The latest data “indicate the non-manufacturing sector is improving, with the new orders sub-index consistently staying above 50, setting a good foundation in terms of demand for a stable growth,” said Cai Jin, a vice head of the China Federation of Logistics and Purchasing, which compiles the index on behalf of the NBS.
“In general, the index pointed to a good start of the economy in the second half. Although there are still challenges, China has the foundation and conditions to maintain stable economic development,” Cai added.
The services industry accounted for 46 per cent of the Chinese economy last year, and overtook manufacturing as the biggest employer in 2011.
China’s economic growth unexpectedly stumbled in the first half, as factory output and investment slowed.
To prevent it from slipping too far, Beijing has announced a series of targeted fine-tuning measures to safeguard growth. The politburo, China’s top decision-making body, has pledged stable economic growth in the second half as it presses ahead with reforms and restructuring to make domestic consumption the main driver of economic growth.
The government is betting on a developing services industry to absorb surplus workers to be laid off by the restructuring move.
It has also announced several measures to support small firms, including scrapping business and value-added taxes for small firms, cutting red tape for importers and exporters, simplifying foreign exchange rules for the services industry and allowing small firms to issue more bonds.

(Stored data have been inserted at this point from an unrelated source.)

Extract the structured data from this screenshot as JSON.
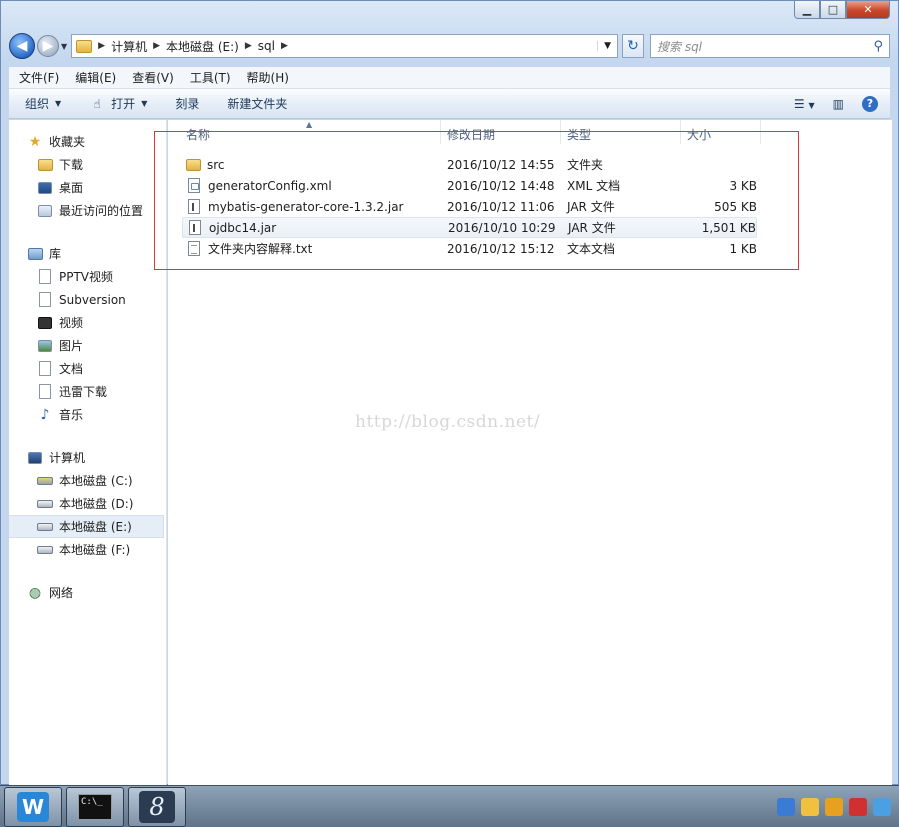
{
  "address": {
    "crumbs": [
      "计算机",
      "本地磁盘 (E:)",
      "sql"
    ],
    "search_placeholder": "搜索 sql"
  },
  "menu": [
    "文件(F)",
    "编辑(E)",
    "查看(V)",
    "工具(T)",
    "帮助(H)"
  ],
  "toolbar": {
    "organize": "组织",
    "open": "打开",
    "burn": "刻录",
    "new_folder": "新建文件夹"
  },
  "nav": {
    "favorites": {
      "label": "收藏夹",
      "items": [
        "下载",
        "桌面",
        "最近访问的位置"
      ]
    },
    "libraries": {
      "label": "库",
      "items": [
        "PPTV视频",
        "Subversion",
        "视频",
        "图片",
        "文档",
        "迅雷下载",
        "音乐"
      ]
    },
    "computer": {
      "label": "计算机",
      "items": [
        "本地磁盘 (C:)",
        "本地磁盘 (D:)",
        "本地磁盘 (E:)",
        "本地磁盘 (F:)"
      ]
    },
    "network": {
      "label": "网络"
    }
  },
  "columns": {
    "name": "名称",
    "date": "修改日期",
    "type": "类型",
    "size": "大小"
  },
  "files": [
    {
      "icon": "folder-icon",
      "name": "src",
      "date": "2016/10/12 14:55",
      "type": "文件夹",
      "size": ""
    },
    {
      "icon": "xml-file-icon",
      "name": "generatorConfig.xml",
      "date": "2016/10/12 14:48",
      "type": "XML 文档",
      "size": "3 KB"
    },
    {
      "icon": "jar-file-icon",
      "name": "mybatis-generator-core-1.3.2.jar",
      "date": "2016/10/12 11:06",
      "type": "JAR 文件",
      "size": "505 KB"
    },
    {
      "icon": "jar-file-icon",
      "name": "ojdbc14.jar",
      "date": "2016/10/10 10:29",
      "type": "JAR 文件",
      "size": "1,501 KB"
    },
    {
      "icon": "text-file-icon",
      "name": "文件夹内容解释.txt",
      "date": "2016/10/12 15:12",
      "type": "文本文档",
      "size": "1 KB"
    }
  ],
  "watermark": "http://blog.csdn.net/",
  "colors": {
    "highlight_box": "#d9363e",
    "selected_row": "#e5edf6"
  }
}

The central bank has also pledged to improve the financial environment for small companies, which employ tens of millions, promoting innovation in financial products and services to take into account the varying needs of small businesses.
The PMI’s sub-index measuring new orders remained the same at 50.3 in July as it was in June, while the reading for new export orders rose to 53.1 compared with June’s 50.4.
In a breakdown of sectors, growth in the tourism and telecom industries gained traction rapidly, raising the employment sub-index in the services sector to 53.0 in July, up from 50.0 in June.
Although the headline figure for small non-manufacturing firms still remained below 50, the reading reversed falls in the past two months.
The PMI also showed rising inflationary pressure, with the sub-index measuring input prices rising to 58.2 last month from June’s 55.0, while the reading for service charges increased to 52.4, the highest since May 2011.
The input price in the official manufacturing PMI rose to 50.1 in July, ending its three-month-long contraction.
The central bank also remained hawkish against price rises in its second-quarter monetary policy report released on Friday.
“We must not be blindly optimistic about consumer price situation in the next phase. We must continue to guide and stabilize inflationary expectations,” it said.
The NBS is scheduled to announce inflation data on Friday.
China’s consumer inflation has remained benign so far this year at levels below the benchmark one-year deposit rate of 3.0 per cent. Beijing has set a target for full-year consumer inflation of 3.5 per cent this year.
On the producer end, China has run factory-gate deflation since February last year.